Last week (22/9/16) I had a follow up appointment with my consultant following an operation to remove what I thought was a salivary gland tumour which has been biopsied and was benign. I dropped my kids off and went to the meeting with no thought for the news that lay ahead of me.
After my surgery (6/9/16) my consultant had said "it wasn't we thought" about the mass they had removed from my neck. Despite him telling me this, as I had had it biopsied under ultrasound I assumed that all I was going for was to be told what they removed from my neck. Everyone at work knew where I was going... friends did.... as although there was a slight chance it was something 'more sinister' I certainly wasn't assuming this would be the case for me.
When we got to the appointment there was a nurse in the room. Immediately alarm bells rang in my head... I later found out that she was the macmillan cancer nurse and that she would be the most helpful, caring person I have encountered! The doctor explained the surgery to my husband, who he hadn't met, and said that what they had removed was actually a lymph node between my salivary glands. Then he broke the shocking news. The lymph node contained cancer cells and in particular papillary thyroid cancer cells.
Over the last 3 years my mum, auntie and dad have all been diagnosed with different types of cancer. After being told that I too had the 'c' word I wanted to know what this meant. My consultant was very positive and explained about the cancer and the nature of it... it was curable... we weren't looking at a life limiting condition... but in my head was a sea of emotion. What next? Why hadn't it been picked up already? What does this all mean?

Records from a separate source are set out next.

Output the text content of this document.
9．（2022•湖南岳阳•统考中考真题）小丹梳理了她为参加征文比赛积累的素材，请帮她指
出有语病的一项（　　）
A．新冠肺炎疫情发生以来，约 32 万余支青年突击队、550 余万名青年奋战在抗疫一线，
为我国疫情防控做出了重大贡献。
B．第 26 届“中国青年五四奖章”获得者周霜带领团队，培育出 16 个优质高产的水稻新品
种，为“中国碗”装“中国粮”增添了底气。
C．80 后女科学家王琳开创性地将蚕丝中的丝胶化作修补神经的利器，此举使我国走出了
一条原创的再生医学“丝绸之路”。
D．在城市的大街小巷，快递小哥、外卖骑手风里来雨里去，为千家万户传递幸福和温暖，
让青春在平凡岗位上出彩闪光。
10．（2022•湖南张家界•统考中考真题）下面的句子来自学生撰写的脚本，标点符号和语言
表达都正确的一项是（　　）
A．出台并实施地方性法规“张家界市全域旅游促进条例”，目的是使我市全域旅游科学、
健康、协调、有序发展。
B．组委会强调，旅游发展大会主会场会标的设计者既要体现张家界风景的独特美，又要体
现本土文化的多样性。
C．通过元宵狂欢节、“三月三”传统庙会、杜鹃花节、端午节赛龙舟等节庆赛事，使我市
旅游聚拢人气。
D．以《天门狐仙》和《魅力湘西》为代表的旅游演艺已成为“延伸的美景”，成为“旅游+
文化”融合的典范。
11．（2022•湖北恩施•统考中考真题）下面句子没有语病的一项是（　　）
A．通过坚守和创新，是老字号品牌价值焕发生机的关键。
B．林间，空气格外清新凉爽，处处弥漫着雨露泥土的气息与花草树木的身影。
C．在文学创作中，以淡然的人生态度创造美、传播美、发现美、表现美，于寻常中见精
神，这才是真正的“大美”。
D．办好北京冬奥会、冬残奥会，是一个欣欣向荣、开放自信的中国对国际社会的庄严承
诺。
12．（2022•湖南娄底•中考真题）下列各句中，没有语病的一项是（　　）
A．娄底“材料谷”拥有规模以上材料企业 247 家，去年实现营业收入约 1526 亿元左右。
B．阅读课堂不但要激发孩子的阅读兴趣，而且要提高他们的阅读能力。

I had previously had an mri scan on my head and neck and not one person had mentioned my thyroid. I had a biopsy on the lump which I was told was benign. I had full bloods done in November and my thyroid function was normal. It all seemed hard to believe.... but facts were facts. This final biopsy was the conclusive one.
Next steps are another ultrasound which will happen in a few days. Then an mdt discussion next week followed by surgery on the 17/10/16. It all still feels like my head is swimming in this sea of medical terms, and uncertainties. I'm keeping afloat and my head high but my legs are kicking like mad. Once I have had my ultrasound I suppose I will know more.